This looks interesting. <http://manifold.systems/>
# random
t
This looks interesting. http://manifold.systems/
d
Seems kind of neat. I’m curious how it actually works.
t
Yeah the extension functions seem pointless, but the data structure stuff... I almost want a Kotlin plugin to do something like this. Would be enormously handy for data exploration.
r
Yeah the Type Manifolds look awesome, wondering how seamless it actually works in practice. Extension Classes, meh, already got that in Kotlin. Structural interfaces look interesting, not sure I really see the use case though.
@dalexander Seems like manifest provides a plugin to the Java Compiler that knows how to compile the additional features. Interesting approach, I'd like to see how it compares performance-wise
t
To have a Kotlin plugin that reads a SQL, text file, or JSON data source and automatically structures types off them... that would be huge especially for data science-y workflows.
d
Does sound like it would be useful. Couldn’t we use manifold for that and access it’s output from Kotlin (at least to prototype?)
Although to be honest the things that seemed most useful from the plugin (for my needs) were the type enhancements.

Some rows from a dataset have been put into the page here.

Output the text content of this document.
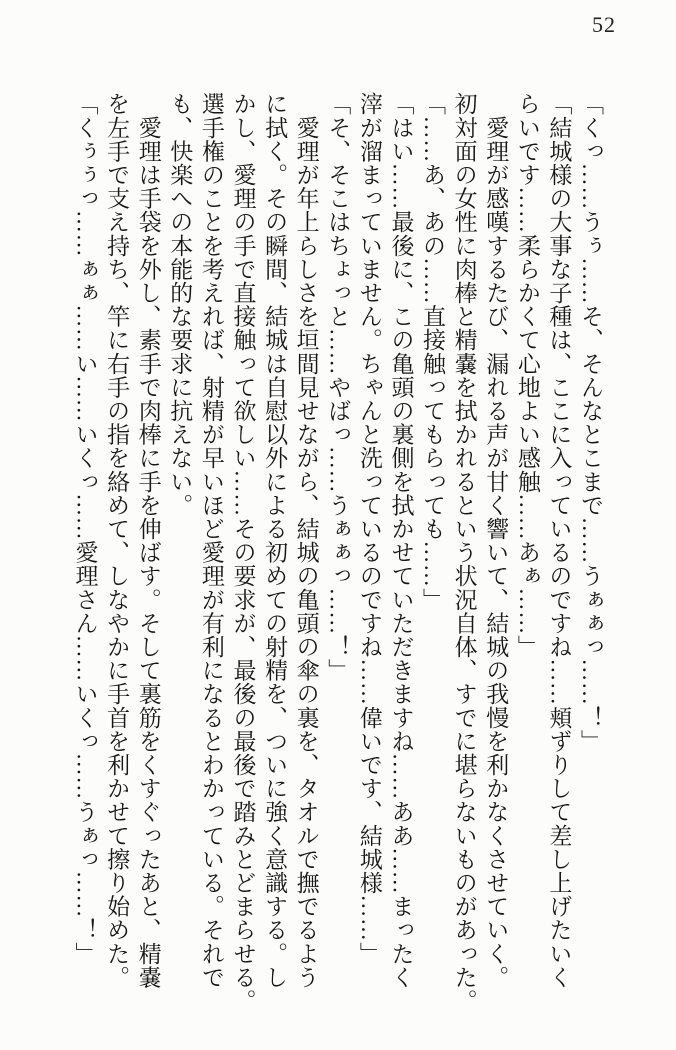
52

「くっ……うぅ……そ、そんなとこまで……うぁぁっ……！」

「結城様の大事な子種は、ここに入っているのですね……頬ずりして差し上げたいく

らいです……柔らかくて心地よい感触……あぁ……」

　愛理が感嘆するたび、漏れる声が甘く響いて、結城の我慢を利かなくさせていく。

初対面の女性に肉棒と精嚢を拭かれるという状況自体、すでに堪らないものがあった。

「……あ、あの……直接触ってもらっても……」

「はい……最後に、この亀頭の裏側を拭かせていただきますね……ああ……まったく

滓が溜まっていません。ちゃんと洗っているのですね……偉いです、結城様……」

「そ、そこはちょっと……やばっ……うぁぁっ……！」

　愛理が年上らしさを垣間見せながら、結城の亀頭の傘の裏を、タオルで撫でるよう

に拭く。その瞬間、結城は自慰以外による初めての射精を、ついに強く意識する。し

かし、愛理の手で直接触って欲しい……その要求が、最後の最後で踏みとどまらせる。

選手権のことを考えれば、射精が早いほど愛理が有利になるとわかっている。それで

も、快楽への本能的な要求に抗えない。

　愛理は手袋を外し、素手で肉棒に手を伸ばす。そして裏筋をくすぐったあと、精嚢

を左手で支え持ち、竿に右手の指を絡めて、しなやかに手首を利かせて擦り始めた。

「くぅぅっ……ぁぁ……い……いくっ……愛理さん……いくっ……うぁっ……！」
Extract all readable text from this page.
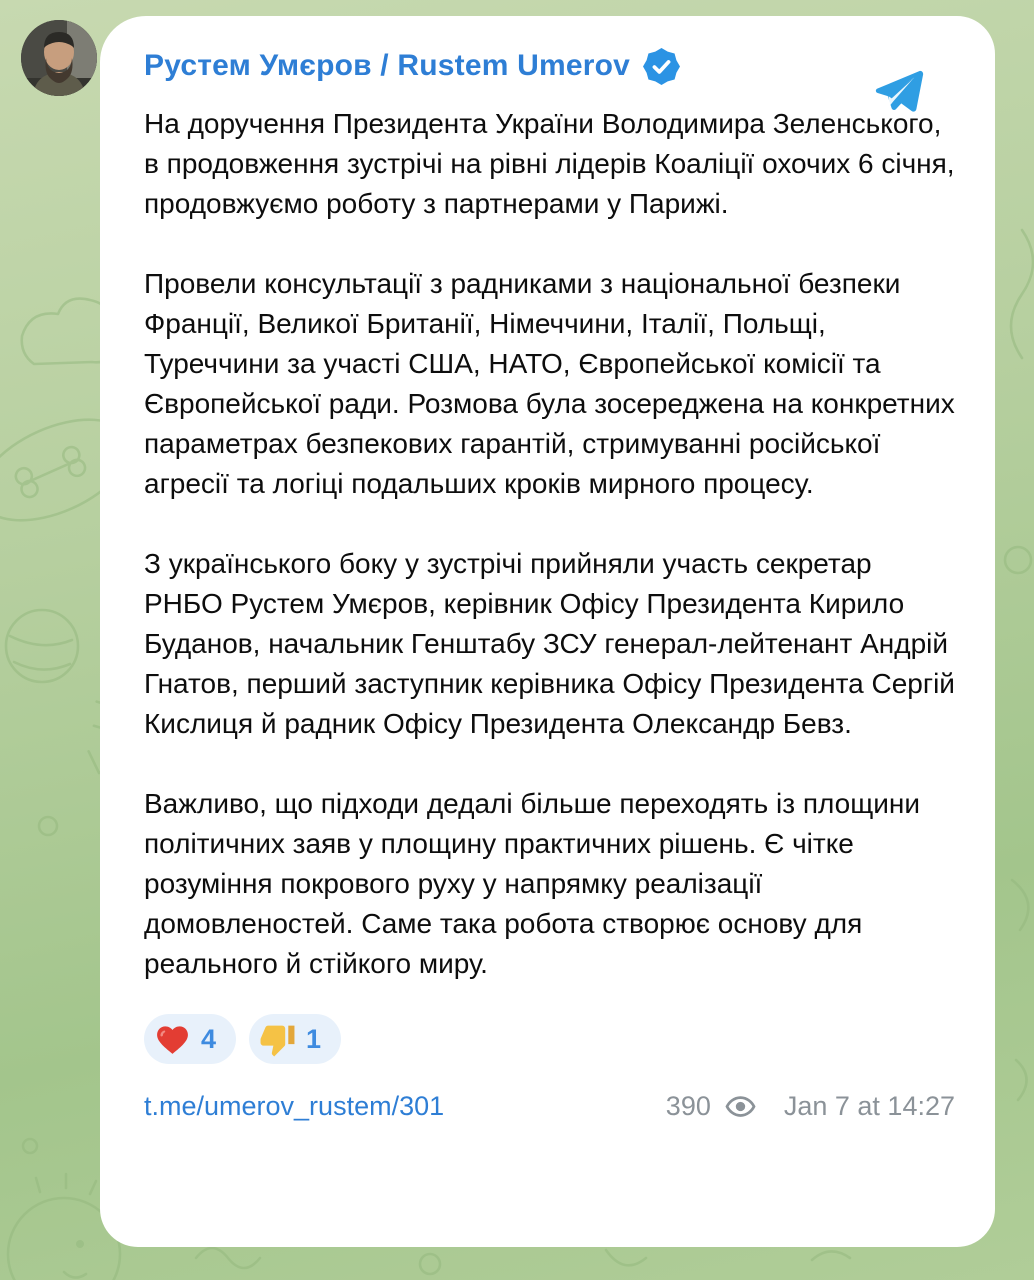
Рустем Умєров / Rustem Umerov

На доручення Президента України Володимира Зеленського, в продовження зустрічі на рівні лідерів Коаліції охочих 6 січня, продовжуємо роботу з партнерами у Парижі.

Провели консультації з радниками з національної безпеки Франції, Великої Британії, Німеччини, Італії, Польщі, Туреччини за участі США, НАТО, Європейської комісії та Європейської ради. Розмова була зосереджена на конкретних параметрах безпекових гарантій, стримуванні російської агресії та логіці подальших кроків мирного процесу.

З українського боку у зустрічі прийняли участь секретар РНБО Рустем Умєров, керівник Офісу Президента Кирило Буданов, начальник Генштабу ЗСУ генерал-лейтенант Андрій Гнатов, перший заступник керівника Офісу Президента Сергій Кислиця й радник Офісу Президента Олександр Бевз.

Важливо, що підходи дедалі більше переходять із площини політичних заяв у площину практичних рішень. Є чітке розуміння покрового руху у напрямку реалізації домовленостей. Саме така робота створює основу для реального й стійкого миру.

4	1
t.me/umerov_rustem/301	390	Jan 7 at 14:27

Ohhh… If the javac ecosystem allows plugins like this, I wonder if it would change what is on the table for Kotlin language design (since they could write a javac plugin to support Kotlin features that would otherwise potentially be problematic).
r
Plugins for javac won't do anything for kotlin, as kotlinc already completely bypasses javac and compiles to bytecode directly, so even with plugins javac can't do anything kotlinc couldn't already be built to do.
d
No… It’s for improving compatibility of Java code with what kotlinc generates. There is frequently the question “You want to add this feature to Kotlin, so how does it interoperate with Java”? If there were a kotlin plugin for javac it could be an answer to some of those questions. So for a simple example it could make the fields of companion objects transparent to access from Java without
@JvmStatic
r
Ah, gotcha. That might work for mixed codebases, but would do nothing for library creators because they don't have control over whether client code is compiled with the necessary plugin, so to be as useful as possible they still need the additional overhead. And just for those mixed codebases it's not really worth it, imo, since mixed codebases that actually plan to suspend polyglot development for longer than an initial transition phase are probably quite rare.